CLASSIFY procedure
Obtains a starting classification for non-hierarchical clustering (S.A. Harding).
No options
Parameters
Description
In non-hierarchical classification an initial classification is required, and it is advantageous to have these classes as homogeneous as possible. This reduces the risk of converging to a local optimum, and also encourages faster convergence of the iterative transfer algorithm used by the CLUSTER directive.
The attributes of the units to be formed into groups are specified in a set of variates; these should be placed into a pointer for use as the setting for the DATA parameter. The number of groups required is specified by the NGROUPS parameter; this must be less than the number of variates plus 2, and than the number of units plus one. The group allocations that are formed are stored in the factor indicated by the GROUPS parameter. This factor need not be declared in advance but will be formed by the procedure.
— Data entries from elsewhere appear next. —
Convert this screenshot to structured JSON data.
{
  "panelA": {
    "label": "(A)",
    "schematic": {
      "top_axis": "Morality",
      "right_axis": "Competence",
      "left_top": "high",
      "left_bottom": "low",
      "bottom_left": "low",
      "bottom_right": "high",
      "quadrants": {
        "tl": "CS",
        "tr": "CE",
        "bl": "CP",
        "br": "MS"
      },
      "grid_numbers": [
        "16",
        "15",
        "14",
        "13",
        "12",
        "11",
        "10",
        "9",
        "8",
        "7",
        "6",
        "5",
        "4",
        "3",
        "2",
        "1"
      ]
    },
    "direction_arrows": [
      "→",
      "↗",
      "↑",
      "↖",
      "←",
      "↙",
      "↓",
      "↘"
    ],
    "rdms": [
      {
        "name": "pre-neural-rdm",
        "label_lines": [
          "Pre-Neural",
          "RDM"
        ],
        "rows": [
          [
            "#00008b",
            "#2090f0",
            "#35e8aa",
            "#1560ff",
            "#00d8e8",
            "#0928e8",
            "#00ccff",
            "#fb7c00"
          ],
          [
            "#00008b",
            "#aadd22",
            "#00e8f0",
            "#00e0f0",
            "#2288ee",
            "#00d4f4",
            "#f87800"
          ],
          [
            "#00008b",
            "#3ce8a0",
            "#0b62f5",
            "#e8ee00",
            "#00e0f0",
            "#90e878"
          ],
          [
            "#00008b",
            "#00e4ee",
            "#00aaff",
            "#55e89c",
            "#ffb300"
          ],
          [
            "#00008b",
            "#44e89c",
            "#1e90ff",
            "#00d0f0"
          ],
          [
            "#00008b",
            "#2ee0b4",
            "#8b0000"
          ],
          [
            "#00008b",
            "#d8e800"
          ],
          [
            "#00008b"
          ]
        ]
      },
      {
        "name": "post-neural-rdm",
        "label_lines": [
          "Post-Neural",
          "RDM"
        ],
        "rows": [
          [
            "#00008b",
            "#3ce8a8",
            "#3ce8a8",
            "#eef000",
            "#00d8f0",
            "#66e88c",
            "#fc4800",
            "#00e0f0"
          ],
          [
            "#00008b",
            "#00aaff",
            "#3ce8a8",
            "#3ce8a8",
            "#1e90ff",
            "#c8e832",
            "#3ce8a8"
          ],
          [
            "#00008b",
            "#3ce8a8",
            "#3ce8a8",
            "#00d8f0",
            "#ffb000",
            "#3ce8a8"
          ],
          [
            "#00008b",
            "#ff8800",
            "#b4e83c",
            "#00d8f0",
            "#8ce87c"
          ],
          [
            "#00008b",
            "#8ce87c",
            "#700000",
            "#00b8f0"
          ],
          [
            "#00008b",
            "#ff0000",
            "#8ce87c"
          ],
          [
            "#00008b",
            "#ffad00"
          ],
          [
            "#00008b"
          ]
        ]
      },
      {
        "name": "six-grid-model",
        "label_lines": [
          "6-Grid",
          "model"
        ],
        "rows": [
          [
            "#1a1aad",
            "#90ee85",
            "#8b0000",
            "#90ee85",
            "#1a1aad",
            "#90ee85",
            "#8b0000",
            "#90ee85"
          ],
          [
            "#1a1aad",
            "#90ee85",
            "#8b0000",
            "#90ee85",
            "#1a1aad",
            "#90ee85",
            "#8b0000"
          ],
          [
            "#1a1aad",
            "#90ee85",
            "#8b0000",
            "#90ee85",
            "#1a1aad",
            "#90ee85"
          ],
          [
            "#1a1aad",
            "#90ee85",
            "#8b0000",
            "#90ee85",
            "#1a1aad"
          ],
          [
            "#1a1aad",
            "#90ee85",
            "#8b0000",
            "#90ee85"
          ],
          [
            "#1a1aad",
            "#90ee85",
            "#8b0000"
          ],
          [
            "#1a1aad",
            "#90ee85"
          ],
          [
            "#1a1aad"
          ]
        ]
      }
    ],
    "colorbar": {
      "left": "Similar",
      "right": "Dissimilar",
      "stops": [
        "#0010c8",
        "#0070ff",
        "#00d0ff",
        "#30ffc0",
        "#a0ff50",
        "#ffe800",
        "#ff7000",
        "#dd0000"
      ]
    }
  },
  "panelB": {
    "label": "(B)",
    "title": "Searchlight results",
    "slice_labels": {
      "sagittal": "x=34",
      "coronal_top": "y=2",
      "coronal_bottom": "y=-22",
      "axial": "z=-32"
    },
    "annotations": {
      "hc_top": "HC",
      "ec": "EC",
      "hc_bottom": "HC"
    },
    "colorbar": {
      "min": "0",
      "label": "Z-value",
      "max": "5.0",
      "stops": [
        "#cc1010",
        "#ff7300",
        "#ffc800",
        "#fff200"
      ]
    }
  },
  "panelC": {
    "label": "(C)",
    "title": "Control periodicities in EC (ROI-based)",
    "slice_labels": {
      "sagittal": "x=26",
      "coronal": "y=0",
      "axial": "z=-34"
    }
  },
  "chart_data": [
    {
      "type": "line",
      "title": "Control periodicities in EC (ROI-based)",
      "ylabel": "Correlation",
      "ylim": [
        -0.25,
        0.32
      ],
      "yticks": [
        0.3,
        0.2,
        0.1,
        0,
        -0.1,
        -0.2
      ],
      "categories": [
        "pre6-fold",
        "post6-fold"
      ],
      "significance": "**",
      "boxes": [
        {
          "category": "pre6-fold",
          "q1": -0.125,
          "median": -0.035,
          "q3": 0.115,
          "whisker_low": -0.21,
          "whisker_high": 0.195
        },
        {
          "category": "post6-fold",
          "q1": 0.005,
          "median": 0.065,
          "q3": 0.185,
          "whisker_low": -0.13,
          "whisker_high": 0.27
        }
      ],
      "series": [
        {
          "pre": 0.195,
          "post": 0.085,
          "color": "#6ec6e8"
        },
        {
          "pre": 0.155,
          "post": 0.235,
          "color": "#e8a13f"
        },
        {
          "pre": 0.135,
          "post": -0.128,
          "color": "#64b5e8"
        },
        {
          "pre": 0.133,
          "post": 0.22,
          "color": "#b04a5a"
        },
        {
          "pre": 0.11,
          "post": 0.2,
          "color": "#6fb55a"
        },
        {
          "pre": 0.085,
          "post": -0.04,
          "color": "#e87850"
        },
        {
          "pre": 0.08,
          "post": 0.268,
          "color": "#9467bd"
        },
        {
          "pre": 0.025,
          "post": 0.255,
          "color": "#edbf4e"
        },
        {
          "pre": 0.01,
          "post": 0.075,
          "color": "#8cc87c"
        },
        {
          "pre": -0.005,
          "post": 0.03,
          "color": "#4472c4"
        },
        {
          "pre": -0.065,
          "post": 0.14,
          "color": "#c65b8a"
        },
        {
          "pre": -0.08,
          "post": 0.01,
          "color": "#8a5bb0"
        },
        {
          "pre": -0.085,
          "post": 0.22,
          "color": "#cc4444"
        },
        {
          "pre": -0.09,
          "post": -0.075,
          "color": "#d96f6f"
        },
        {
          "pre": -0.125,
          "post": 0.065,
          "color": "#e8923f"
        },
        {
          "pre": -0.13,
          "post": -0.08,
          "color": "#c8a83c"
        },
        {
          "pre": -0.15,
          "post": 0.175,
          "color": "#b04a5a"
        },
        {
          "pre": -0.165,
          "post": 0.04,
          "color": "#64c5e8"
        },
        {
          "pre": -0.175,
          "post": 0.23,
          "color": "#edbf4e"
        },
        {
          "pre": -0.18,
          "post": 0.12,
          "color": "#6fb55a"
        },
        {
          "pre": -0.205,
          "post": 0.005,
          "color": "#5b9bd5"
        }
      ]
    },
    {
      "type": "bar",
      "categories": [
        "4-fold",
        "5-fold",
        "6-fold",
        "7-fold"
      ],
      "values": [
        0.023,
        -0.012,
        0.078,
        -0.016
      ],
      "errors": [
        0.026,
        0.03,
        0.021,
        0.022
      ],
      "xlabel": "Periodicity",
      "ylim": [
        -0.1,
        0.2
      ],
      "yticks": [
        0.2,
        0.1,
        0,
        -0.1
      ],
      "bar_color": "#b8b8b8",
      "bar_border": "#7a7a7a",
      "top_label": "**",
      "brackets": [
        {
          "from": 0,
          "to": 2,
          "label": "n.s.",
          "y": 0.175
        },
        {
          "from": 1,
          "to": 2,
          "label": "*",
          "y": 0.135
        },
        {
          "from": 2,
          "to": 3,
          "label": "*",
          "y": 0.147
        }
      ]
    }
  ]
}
Options: none. Parameters: DATA, NGROUPS, GROUPS.
Method
The CLASSIFY procedure tries to find a suitable classification into k classes by finding the k units that are furthest apart in p-dimensional space (p being the number of variates). These are then used as nuclei for the classes, with each of the remaining units being allocated to the class with the nearest nucleus.
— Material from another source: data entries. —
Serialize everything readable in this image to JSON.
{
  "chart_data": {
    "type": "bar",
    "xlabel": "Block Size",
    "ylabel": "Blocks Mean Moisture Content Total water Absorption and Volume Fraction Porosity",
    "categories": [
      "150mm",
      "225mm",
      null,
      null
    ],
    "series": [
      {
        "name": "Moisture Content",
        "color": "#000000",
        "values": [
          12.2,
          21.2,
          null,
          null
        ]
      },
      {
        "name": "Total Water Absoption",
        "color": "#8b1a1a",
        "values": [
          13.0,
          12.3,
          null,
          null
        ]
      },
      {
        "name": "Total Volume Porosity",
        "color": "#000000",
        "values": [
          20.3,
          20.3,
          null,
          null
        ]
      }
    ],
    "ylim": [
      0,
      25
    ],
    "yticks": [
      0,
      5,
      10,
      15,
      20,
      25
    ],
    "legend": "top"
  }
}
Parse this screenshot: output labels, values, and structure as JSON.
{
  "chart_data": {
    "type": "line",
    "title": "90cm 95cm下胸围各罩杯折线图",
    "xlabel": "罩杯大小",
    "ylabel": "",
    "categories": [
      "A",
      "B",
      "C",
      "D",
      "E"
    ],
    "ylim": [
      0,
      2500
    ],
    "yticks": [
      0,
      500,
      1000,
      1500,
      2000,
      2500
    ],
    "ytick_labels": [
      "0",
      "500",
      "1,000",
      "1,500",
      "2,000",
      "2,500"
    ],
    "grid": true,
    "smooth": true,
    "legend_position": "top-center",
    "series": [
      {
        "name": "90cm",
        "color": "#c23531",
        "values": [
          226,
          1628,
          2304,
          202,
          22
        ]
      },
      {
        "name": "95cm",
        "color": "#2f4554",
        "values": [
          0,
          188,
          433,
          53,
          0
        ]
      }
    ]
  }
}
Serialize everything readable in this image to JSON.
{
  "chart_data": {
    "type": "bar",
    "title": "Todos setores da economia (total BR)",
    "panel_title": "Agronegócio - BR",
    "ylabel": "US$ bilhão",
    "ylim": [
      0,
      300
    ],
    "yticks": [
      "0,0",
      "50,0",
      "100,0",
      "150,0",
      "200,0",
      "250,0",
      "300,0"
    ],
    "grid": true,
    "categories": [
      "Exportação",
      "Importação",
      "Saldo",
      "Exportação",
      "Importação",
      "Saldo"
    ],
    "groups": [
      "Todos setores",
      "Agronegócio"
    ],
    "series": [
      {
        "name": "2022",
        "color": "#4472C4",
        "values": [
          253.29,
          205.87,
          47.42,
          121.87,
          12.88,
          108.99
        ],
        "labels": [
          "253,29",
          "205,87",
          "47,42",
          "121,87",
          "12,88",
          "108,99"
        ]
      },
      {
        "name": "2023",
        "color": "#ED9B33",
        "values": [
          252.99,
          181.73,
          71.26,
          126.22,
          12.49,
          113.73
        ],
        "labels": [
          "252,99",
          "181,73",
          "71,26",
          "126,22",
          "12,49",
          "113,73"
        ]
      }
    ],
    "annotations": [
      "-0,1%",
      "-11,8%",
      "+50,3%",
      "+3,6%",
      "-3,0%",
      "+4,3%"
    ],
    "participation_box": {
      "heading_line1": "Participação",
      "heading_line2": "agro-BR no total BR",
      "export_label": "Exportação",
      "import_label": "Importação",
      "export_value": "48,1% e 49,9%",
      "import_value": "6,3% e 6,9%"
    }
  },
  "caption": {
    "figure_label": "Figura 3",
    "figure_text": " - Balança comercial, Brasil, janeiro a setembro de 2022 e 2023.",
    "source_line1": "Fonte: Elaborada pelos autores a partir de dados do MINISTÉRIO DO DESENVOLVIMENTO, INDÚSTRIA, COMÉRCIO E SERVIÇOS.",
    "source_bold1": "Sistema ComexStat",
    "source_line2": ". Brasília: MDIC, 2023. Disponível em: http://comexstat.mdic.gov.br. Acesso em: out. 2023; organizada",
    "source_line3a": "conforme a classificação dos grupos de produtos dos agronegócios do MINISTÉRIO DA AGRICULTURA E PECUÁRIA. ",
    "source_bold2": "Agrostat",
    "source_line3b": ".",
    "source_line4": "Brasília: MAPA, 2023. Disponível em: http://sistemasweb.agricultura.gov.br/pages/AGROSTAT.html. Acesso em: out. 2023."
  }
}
The units defining the nuclei are found by first finding the two units that are furthest apart. The third unit is the unit with greatest distance from the line joining the first two units. The fourth is the unit with greatest distance from the plane containing the first three units, and so on until the kth unit is the unit furthest from the (k-2) dimensional space spanned by the (k-1) units already found.
Action with
RESTRICT
The variates must not be restricted.